DeSantis traced Couriel’s legal understanding to his parents’ background. Both escaped the Fidel Castro regime in 1961, which the Governor said helped emphasize the importance of the rule of law in the new appointee.
“He distinctly understands the proper role of the judiciary, he understands the structural limitations in the Constitution, all those things that you would want, but I think because he’s had such extensive business experience, he’s bringing a perspective on the court that may not be there in abundance right now,” he said.
In selecting Couriel and Francis, DeSantis tapped two justices who share his conservative views on the limited role of the courts, after a liberal-leaning bloc for years thwarted Republican lawmakers and governors on numerous high-profile policy fronts.

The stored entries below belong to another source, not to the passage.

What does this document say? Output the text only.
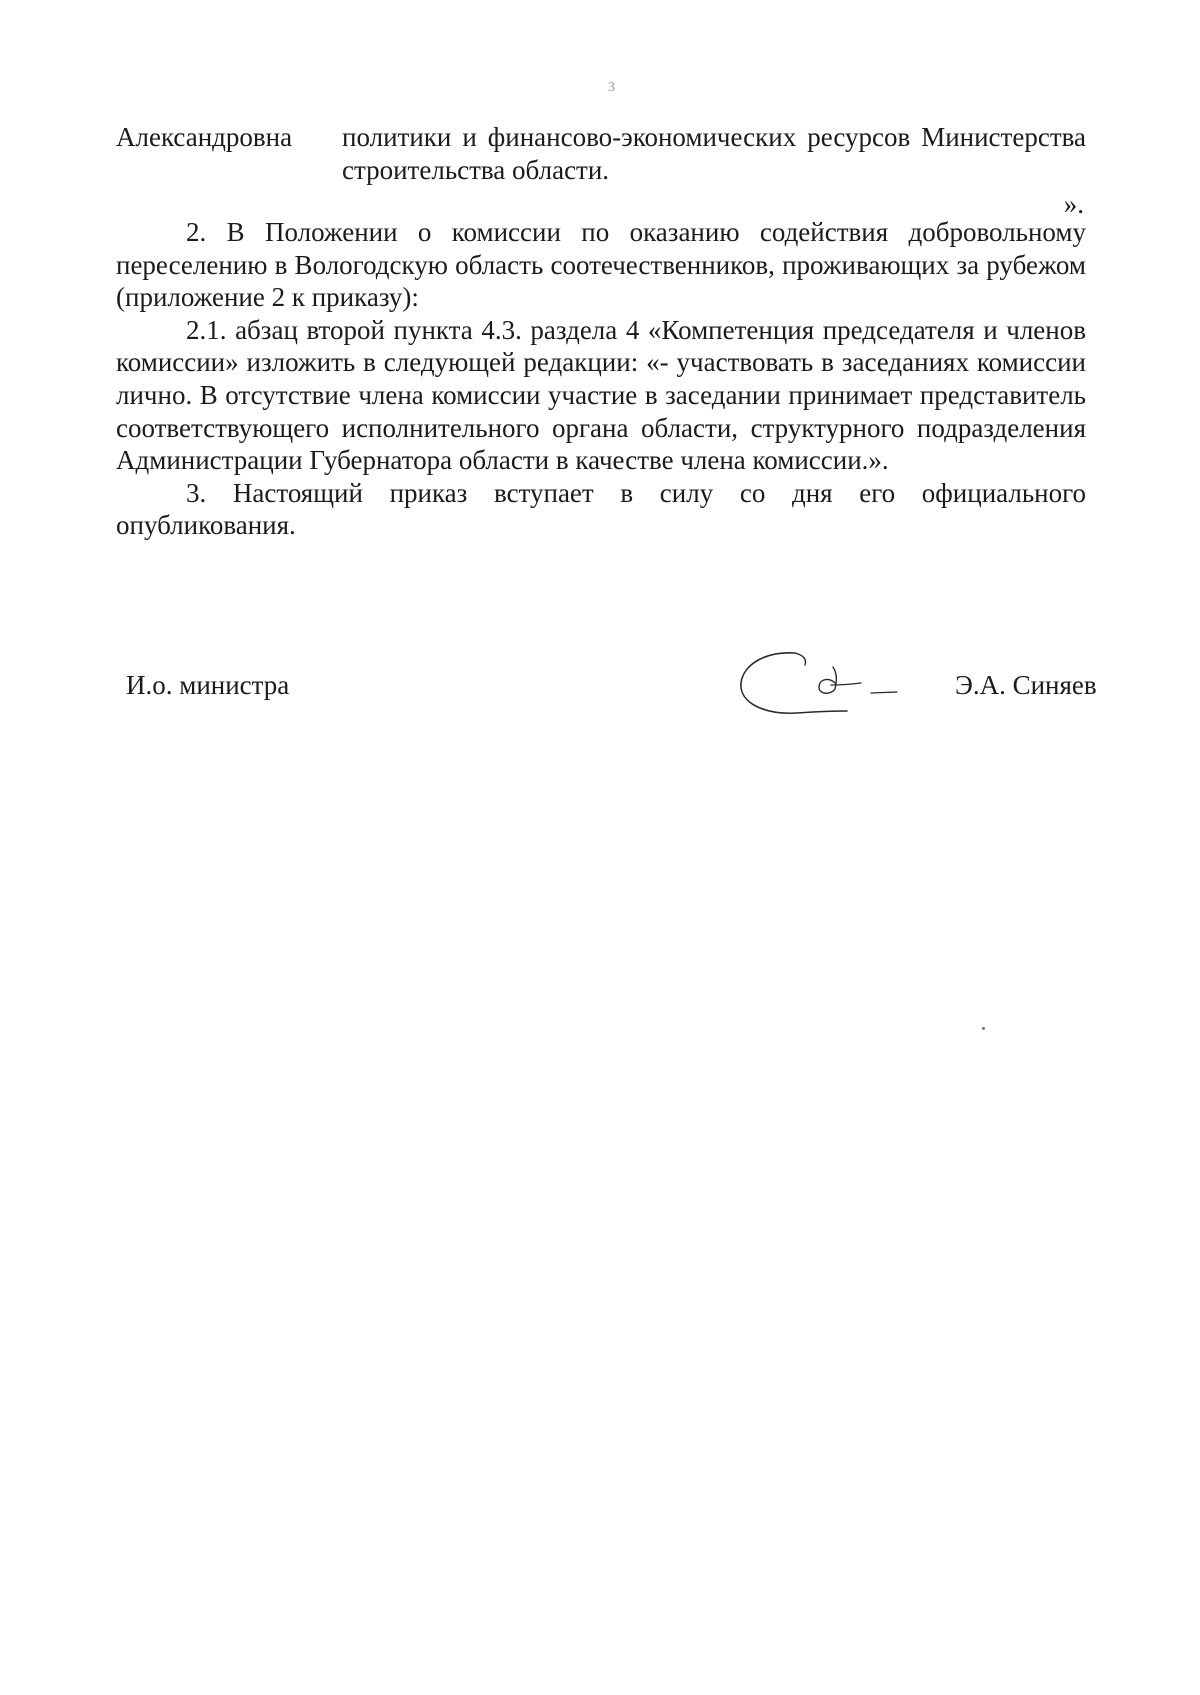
3
Александровна политики и финансово-экономических ресурсов Министерства строительства области.
».

2. В Положении о комиссии по оказанию содействия добровольному переселению в Вологодскую область соотечественников, проживающих за рубежом (приложение 2 к приказу):

2.1. абзац второй пункта 4.3. раздела 4 «Компетенция председателя и членов комиссии» изложить в следующей редакции: «- участвовать в заседаниях комиссии лично. В отсутствие члена комиссии участие в заседании принимает представитель соответствующего исполнительного органа области, структурного подразделения Администрации Губернатора области в качестве члена комиссии.».

3. Настоящий приказ вступает в силу со дня его официального опубликования.

И.о. министра	Э.А. Синяев
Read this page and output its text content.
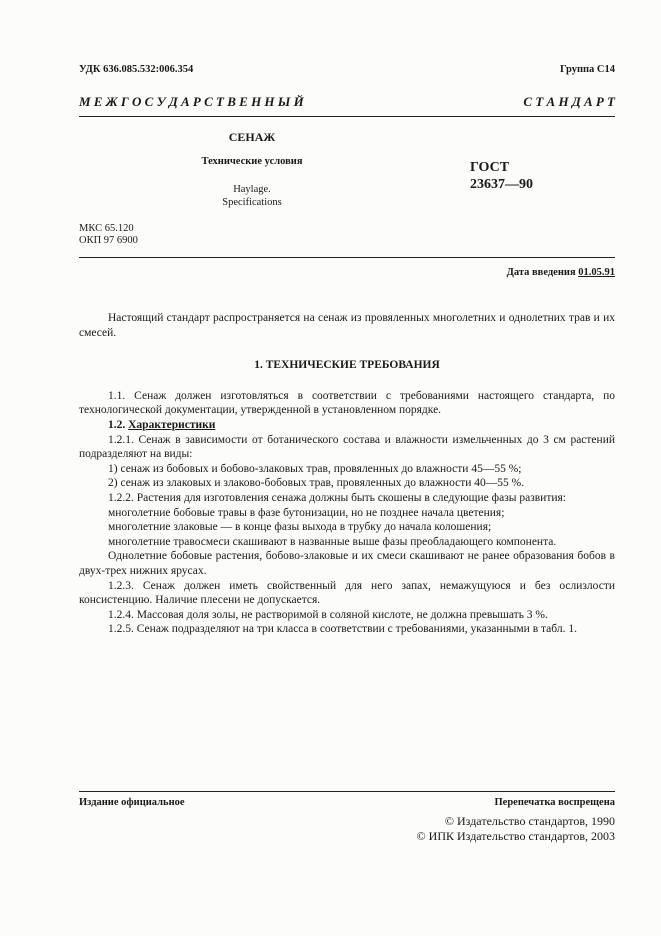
УДК 636.085.532:006.354	Группа С14
М Е Ж Г О С У Д А Р С Т В Е Н Н Ы Й	С Т А Н Д А Р Т
СЕНАЖ
Технические условия
Haylage.
Specifications
ГОСТ
23637—90
МКС 65.120
ОКП 97 6900
Дата введения 01.05.91

Настоящий стандарт распространяется на сенаж из провяленных многолетних и однолетних трав и их смесей.

1. ТЕХНИЧЕСКИЕ ТРЕБОВАНИЯ

1.1. Сенаж должен изготовляться в соответствии с требованиями настоящего стандарта, по технологической документации, утвержденной в установленном порядке.

1.2. Характеристики

1.2.1. Сенаж в зависимости от ботанического состава и влажности измельченных до 3 см растений подразделяют на виды:

1) сенаж из бобовых и бобово-злаковых трав, провяленных до влажности 45—55 %;

2) сенаж из злаковых и злаково-бобовых трав, провяленных до влажности 40—55 %.

1.2.2. Растения для изготовления сенажа должны быть скошены в следующие фазы развития:

многолетние бобовые травы в фазе бутонизации, но не позднее начала цветения;

многолетние злаковые — в конце фазы выхода в трубку до начала колошения;

многолетние травосмеси скашивают в названные выше фазы преобладающего компонента.

Однолетние бобовые растения, бобово-злаковые и их смеси скашивают не ранее образования бобов в двух-трех нижних ярусах.

1.2.3. Сенаж должен иметь свойственный для него запах, немажущуюся и без ослизлости консистенцию. Наличие плесени не допускается.

1.2.4. Массовая доля золы, не растворимой в соляной кислоте, не должна превышать 3 %.

1.2.5. Сенаж подразделяют на три класса в соответствии с требованиями, указанными в табл. 1.

Издание официальное	Перепечатка воспрещена
© Издательство стандартов, 1990
© ИПК Издательство стандартов, 2003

William Large, president of the Florida Justice Reform Institute, lauded DeSantis for the two appointments.
“The Governor’s appointments of John Couriel and Renatha Francis as the 90th and 91st Justices continue his mission to restore the court to it proper role as the interpreter of our laws, not the author.”
In November, the U.S. Senate confirmed Barbara Lagoa and Robert Luck to the 11th U.S. Circuit Court of Appeals. Both, also South Floridians, were appointed by DeSantis to the Florida Supreme Court in 2019.
The Governor, at the time, credited President Donald Trump with “great judgment” for picking them for the higher court while crediting Lagoa and Luck with “demonstrated understanding of the Constitution and the appropriate role of the judiciary.” And on Friday, he highlighted their promotions as a testament to the strength of those picks.
“We appreciated their service,” DeSantis said. “It was effective, but brief, but because it was so effective, they were promoted by the President.”
With the impending COVID-19 pandemic, DeSantis delayed in March his 60-day deadline to appoint justices despite questions from the legal community. That month, he said he had not had time to read all of the candidates’ opinions or other writings to prepare to make a proper decision given the urgency of the coronavirus crisis.
“I was not in a position to spend hours and hours reading these opinions and other writing given all that we were dealing with at the time,” he said Tuesday. “But particularly over the last several days, I’ve had a little bit more time to do it over the weekend.”
The Florida Constitution says the Governor was obligated to make the appointments 60 days after the Florida Supreme Court Judicial Nominating Commission certified a slate of nine nominees on Jan. 23.
But the Governor missed the March 23 deadline because of the coronavirus pandemic, he said. And in late March, DeSantis said he would make the appointment by May 1, a deadline he also missed.
The decision to push back his Supreme Court picks past the initial March 23 deadline appeared to be the first time a governor used a state of emergency to delay the selection of justices, Florida Supreme Court spokesman Craig Waters said at the time.
Adam Richardson, an appellate attorney in West Palm Beach, has repeatedly questioned the legality of DeSantis’ appointment delay.
“The governor handled the process poorly. He exceeded his constitutional authority when he delayed the appointments and never explained why he believed he could do that,” Richardson told The News Service of Florida on Tuesday.
Richardson has also raised questions about Francis’ appointment to the Supreme Court given her status with the Florida Bar.
Francis has been on maternity leave, and DeSantis cited that as the reason for her “ascension to the court in September.” He did not mention that September is also the month when she’ll be constitutionally qualified.
Richardson said he does not believe DeSantis is allowed to wait out her eligibility and noted that her appointment could be challenged if a citizen or taxpayer files a challenge directly to the Florida Supreme Court.
Material from The News Service of Florida was used in this post.